Atom classes are also read and written. This is done using a specially formed atom id. When reading, if the atom id is of the form aN_M (where N and M are positive integers), then M is interpreted as the atom class. Such atom ids are automatically generated when writing an atom with an atom class.

Read Options

-2 read 2D rather than 3D coordinates if both provided

Write Options

-1 write CML1 (rather than CML2)
-a write array format for atoms and bonds
-A write aromatic bonds as such, not Kekule form
-m write metadata
-x omit XML and namespace declarations
-c continuous output: no formatting
-p write properties
-N <prefix> add namespace prefix to elements

Comments

In the absence of hydrogenCount and any explicit hydrogen on an atom, implicit hydrogen is assumed to be present appropriate to the radical or spinMultiplicity attributes on the atom or its normal valency if they are not present.

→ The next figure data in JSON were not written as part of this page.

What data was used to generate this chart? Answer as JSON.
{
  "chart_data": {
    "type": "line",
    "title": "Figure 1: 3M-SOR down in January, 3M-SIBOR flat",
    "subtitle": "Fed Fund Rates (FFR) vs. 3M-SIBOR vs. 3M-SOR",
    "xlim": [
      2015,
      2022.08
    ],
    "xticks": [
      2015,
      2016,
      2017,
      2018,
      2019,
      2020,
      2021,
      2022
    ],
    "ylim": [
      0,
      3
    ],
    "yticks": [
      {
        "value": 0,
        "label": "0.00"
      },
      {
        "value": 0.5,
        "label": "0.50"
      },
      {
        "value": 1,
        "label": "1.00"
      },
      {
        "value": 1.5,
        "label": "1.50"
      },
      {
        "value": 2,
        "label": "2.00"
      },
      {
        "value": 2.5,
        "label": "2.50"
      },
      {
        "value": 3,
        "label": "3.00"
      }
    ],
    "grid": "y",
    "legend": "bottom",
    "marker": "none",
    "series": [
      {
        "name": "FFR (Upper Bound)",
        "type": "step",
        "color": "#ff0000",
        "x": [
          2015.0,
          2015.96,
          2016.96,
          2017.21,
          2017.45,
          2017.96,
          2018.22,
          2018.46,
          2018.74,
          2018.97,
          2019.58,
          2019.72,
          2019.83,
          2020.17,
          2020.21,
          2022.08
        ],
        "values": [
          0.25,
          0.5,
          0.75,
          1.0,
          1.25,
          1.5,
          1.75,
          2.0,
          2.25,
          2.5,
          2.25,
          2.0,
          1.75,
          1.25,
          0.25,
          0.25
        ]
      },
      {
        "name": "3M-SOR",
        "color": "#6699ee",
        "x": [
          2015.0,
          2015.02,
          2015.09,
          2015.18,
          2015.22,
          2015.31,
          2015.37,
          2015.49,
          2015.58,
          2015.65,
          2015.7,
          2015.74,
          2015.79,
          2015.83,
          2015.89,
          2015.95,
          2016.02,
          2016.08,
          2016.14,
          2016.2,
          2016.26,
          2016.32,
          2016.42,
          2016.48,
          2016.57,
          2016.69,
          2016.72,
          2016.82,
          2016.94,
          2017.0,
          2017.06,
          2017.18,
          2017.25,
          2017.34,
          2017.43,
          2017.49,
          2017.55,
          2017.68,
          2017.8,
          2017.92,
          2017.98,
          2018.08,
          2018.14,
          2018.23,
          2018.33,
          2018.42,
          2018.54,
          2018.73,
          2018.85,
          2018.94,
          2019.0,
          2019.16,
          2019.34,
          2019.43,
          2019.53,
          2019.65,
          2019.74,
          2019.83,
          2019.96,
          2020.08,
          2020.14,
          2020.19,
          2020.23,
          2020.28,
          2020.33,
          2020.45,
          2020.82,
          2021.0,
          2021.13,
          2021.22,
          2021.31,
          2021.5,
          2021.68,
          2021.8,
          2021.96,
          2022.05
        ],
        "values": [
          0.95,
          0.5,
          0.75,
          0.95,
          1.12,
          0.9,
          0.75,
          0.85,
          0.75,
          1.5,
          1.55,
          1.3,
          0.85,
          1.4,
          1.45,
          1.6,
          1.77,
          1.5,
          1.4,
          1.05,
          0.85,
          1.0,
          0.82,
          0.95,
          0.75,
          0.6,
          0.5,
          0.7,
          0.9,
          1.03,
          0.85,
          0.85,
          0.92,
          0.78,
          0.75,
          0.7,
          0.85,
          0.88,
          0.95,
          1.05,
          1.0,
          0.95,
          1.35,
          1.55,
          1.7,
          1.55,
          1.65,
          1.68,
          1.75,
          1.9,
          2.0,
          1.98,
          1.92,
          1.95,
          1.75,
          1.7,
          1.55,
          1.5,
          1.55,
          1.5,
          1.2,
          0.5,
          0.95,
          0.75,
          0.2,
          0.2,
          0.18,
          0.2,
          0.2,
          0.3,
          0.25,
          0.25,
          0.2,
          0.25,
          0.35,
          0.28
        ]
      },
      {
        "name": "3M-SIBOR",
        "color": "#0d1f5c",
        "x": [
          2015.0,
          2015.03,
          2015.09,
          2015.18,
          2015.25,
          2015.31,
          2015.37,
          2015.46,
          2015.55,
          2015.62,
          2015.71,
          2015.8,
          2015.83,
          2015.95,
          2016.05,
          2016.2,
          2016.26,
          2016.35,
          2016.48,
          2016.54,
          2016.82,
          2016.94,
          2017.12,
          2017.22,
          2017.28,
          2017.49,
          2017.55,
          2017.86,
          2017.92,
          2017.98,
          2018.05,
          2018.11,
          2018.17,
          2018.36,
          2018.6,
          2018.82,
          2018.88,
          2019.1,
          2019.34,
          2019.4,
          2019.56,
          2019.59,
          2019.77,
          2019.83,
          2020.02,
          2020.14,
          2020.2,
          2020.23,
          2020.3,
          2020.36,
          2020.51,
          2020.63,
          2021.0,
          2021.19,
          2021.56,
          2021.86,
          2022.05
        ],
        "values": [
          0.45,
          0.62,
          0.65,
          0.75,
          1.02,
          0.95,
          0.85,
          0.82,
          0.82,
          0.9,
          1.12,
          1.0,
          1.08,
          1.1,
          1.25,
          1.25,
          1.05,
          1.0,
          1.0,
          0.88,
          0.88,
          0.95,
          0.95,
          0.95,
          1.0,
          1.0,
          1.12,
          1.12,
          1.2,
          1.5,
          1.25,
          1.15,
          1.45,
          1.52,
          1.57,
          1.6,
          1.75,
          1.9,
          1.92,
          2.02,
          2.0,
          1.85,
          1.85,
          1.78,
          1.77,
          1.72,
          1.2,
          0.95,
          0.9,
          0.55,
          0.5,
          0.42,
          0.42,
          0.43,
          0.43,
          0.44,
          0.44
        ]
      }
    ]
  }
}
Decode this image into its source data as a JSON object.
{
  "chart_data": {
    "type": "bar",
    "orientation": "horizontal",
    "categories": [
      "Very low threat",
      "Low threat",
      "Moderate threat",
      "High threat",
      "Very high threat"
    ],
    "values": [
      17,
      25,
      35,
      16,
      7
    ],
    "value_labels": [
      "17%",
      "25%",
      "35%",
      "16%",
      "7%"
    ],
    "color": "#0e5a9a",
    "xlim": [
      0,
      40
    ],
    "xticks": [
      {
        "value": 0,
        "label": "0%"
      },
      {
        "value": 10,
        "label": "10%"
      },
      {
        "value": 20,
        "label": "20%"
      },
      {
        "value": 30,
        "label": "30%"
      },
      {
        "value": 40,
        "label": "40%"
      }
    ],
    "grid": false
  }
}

The XML formats require the XML text to be well formed but generally interpret it fairly tolerantly. Unrecognised elements and attributes are ignored and there are rather few error messages when any required structures are not found. This laxity allows, for instance, the reactant and product molecules to be picked out of a CML React file using CML. Each format has an element which is regarded as defining the object that OpenBabel will convert. For CML this is <molecule>. Files can have multiple objects and these can be treated the same as with other multiple object formats like SMILES and MDL Molfile. So conversion can start at the nth object using the -fn option and finish before the end using the -ln option. Multiple object XML files also can be indexed and searched using FastSearch, although this has not yet been extensively tested.